|
Иллюстрация Сергея Дергачева |
Скри-скри-скра-ау!
По мелодичности летуньи крики — что-то среднее между скрипкой, трещоткой, кошачьим плачем и царапающим стекло кирпичом.
— Ишь раскричались, твари пернатые! Раздолье им тут, на заброшенном участке, понимаете ли.
— К дождю.
— Что?
— Да так. У нас говорили, что вот так галдят они перед дождем.
— Дождь — это было бы хорошо, сушь такая стоит, кажется, чихнешь в лесу неудачно, не то что прикуришь — и все полыхнет… Стало быть, вы Катеринин дом купили?
— Ну да.
— Эх, мне б в ваши годы такие деньги…
Приезжий на мгновенье позволяет себе улыбнуться, показывая, что оценил шутку.
Улыбка у него кривоватая и слегка острозубая. Не самая приятная.
— Так, наследство.
— Что? Ох… Кхм, это, кстати, запамятовал, мы ж вроде не представились. Юрий я. Можно Юрий Василич, если уж вам так по возрасту проще.
— Антон.
Приезжий неразговорчив. А еще невысок, негромок, да и вообще непохож на счастливого новосела. Сплошное «не», а не человек.
— Ну, Антон… с новосельем, стало быть. Если что, обращайся. Мы, конечно, официально-то в черте Энска, хе… но без вот этих городских заморок, так что сосед соседу завсегда поможет.
— Спасибо, — кивает Антон. И опять движение острое какое-то, рваное.
И весь он такой — нескладный, неровный, угловатый. Лицо острое, пальцы тонкие, волосы лохматые, темные — и глаза из-под них зыркают тоже темные.
А если мысленно убрать легкую щетину, то и возрастом новый хозяин Катерининого дома оказывается возмутительно молод. Студент, не старше.
— И это, Антон, знаете… Давайте-ка я этих тварей-то пернатых шугану, двустволочка моя никогда еще не подводила. Р-раз, два — и только искры во все стороны. Даже тушки убирать не надо, не то что с вороньем!
— Они не пернатые.
— Да вон же!
— Ламелляр — покров сходной морфологии с птичьими перьями, но это не одно и то же… Вы бы еще драконов птицами обозвали.
— Ой, да бросьте вы эту заумь, мы люди простые. Какие из этой безмозглой мелюзги драконы-то… Так что, шугануть?
— Не надо. Сами улетят.
— Ну, вам видней, ваш-то дом теперь… О, гляньте, и впрямь дождик начинается!
…Антон ошибся.
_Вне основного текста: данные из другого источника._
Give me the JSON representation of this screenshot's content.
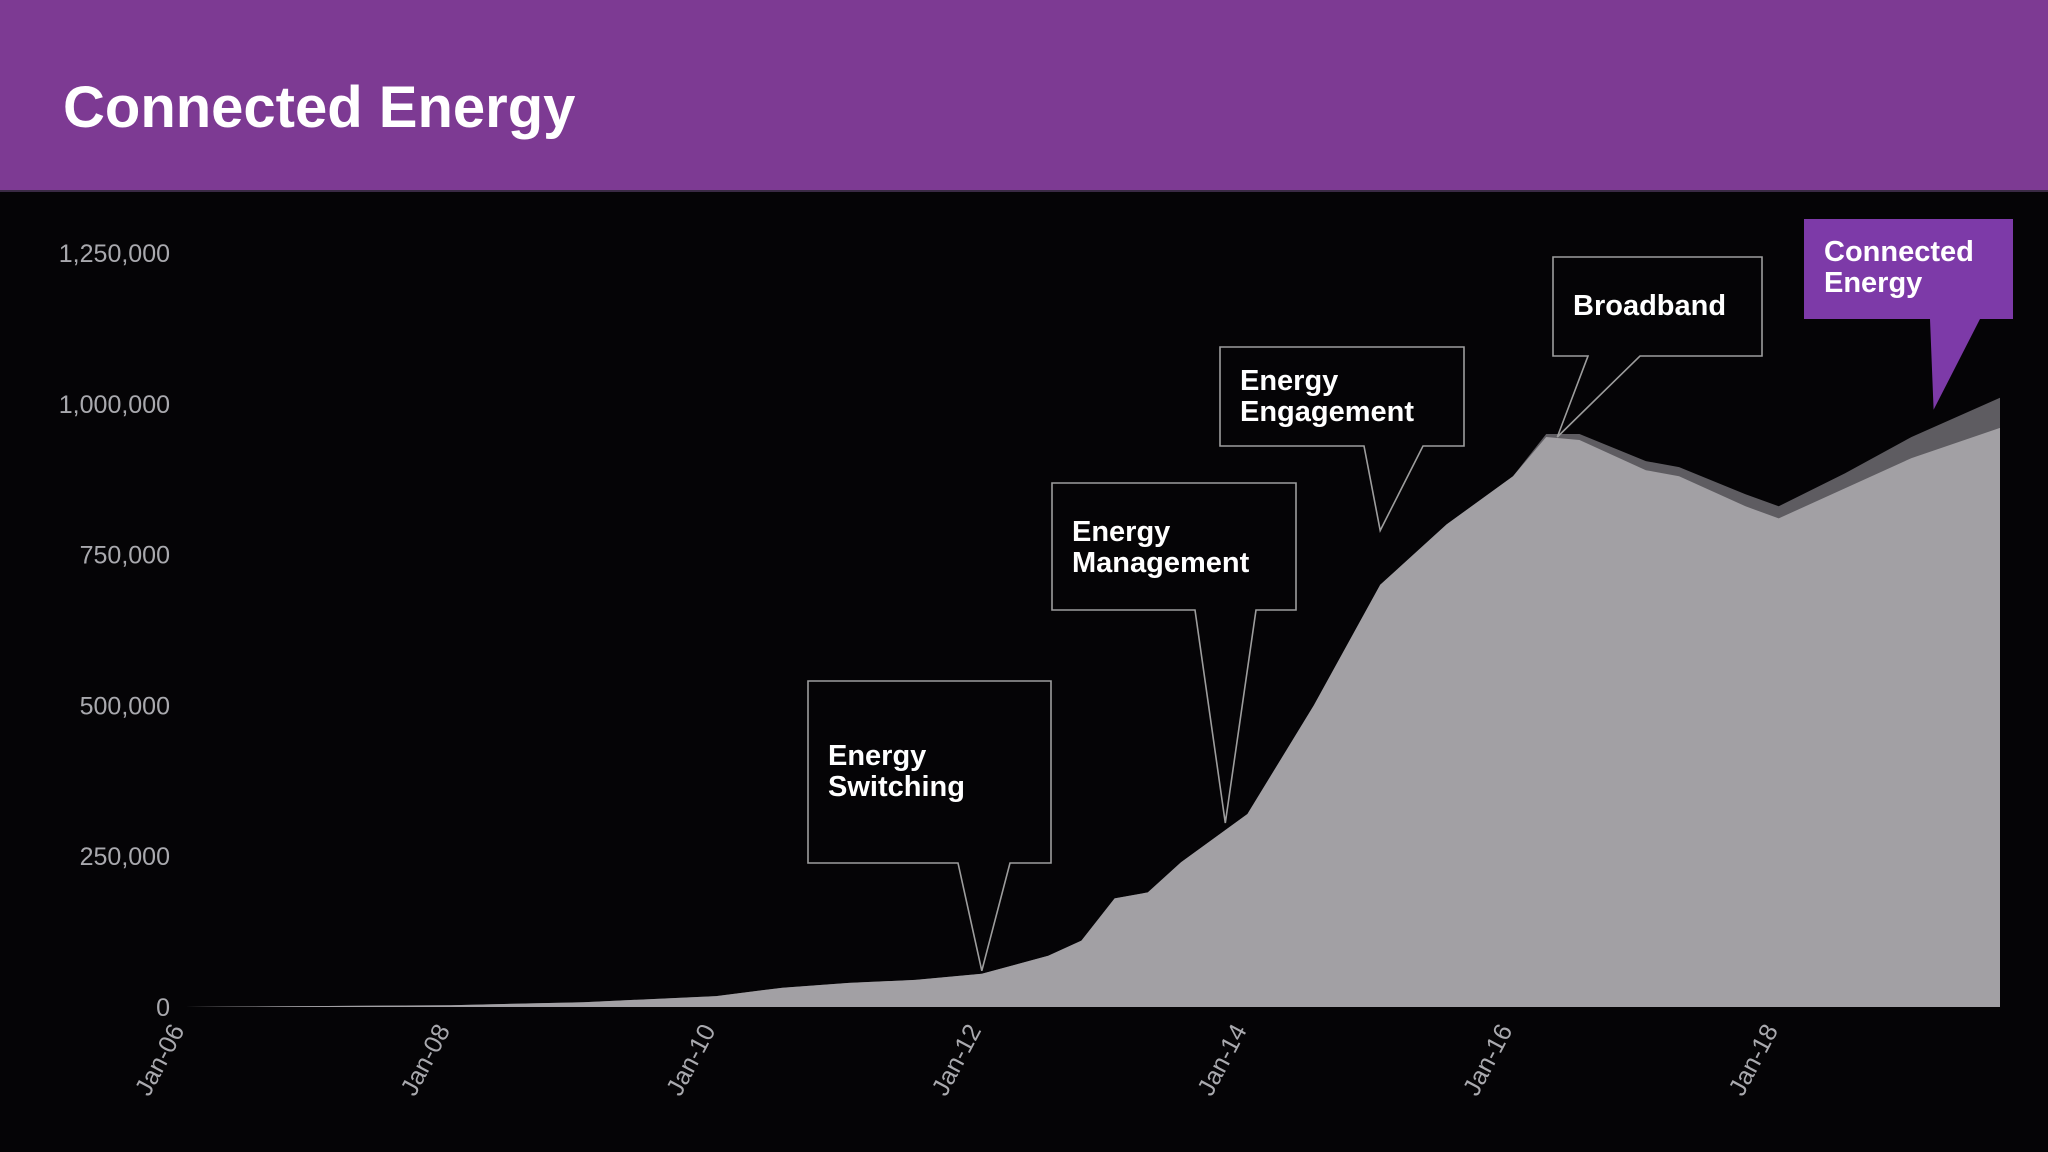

Пестрая летунья стая никуда с участка не делась и даже как будто разрослась. Каждый вечер затягивала свое скрипично-кирпичное «скри-скри-скрау», провожая солнце, спугнула с участка всех птиц и соседских кошек и вообще чувствовала себя как дома.
В отличие от Антона.
Не меньше проблем доставляла и другая — человеческая — стая. Ватага местных ребят еще в июне повадилась срезать дорогу на речку через заброшенный участок и никак не могла теперь уяснить, что это вдруг стало частной территорией. Шумные, загорелые, голенастые, по одному, по двое, размахивая полотенцами, — бам-хрусть-топ-топ-топ, через шаткий забор на дровяник, с дровяника через заросли смородины… а потом обратно — топ-топ-топ-хрусть-хрусть-бам!
А летуны, всполошившись, визгливым скрипичным оркестром сверху: скру-у-и!
И так почти каждый день.
— Заткнитесь, — бормотал Антон, обращаясь сразу ко всем, затыкал наушниками уши и отгораживался от мира ноутбуком и выцветшими шторами в цветочек, оставшимися от предыдущей хозяйки.
Когда цветочки на шторах вконец надоели, Антон перебрался на крыльцо, уповая на качество роутера и наушников.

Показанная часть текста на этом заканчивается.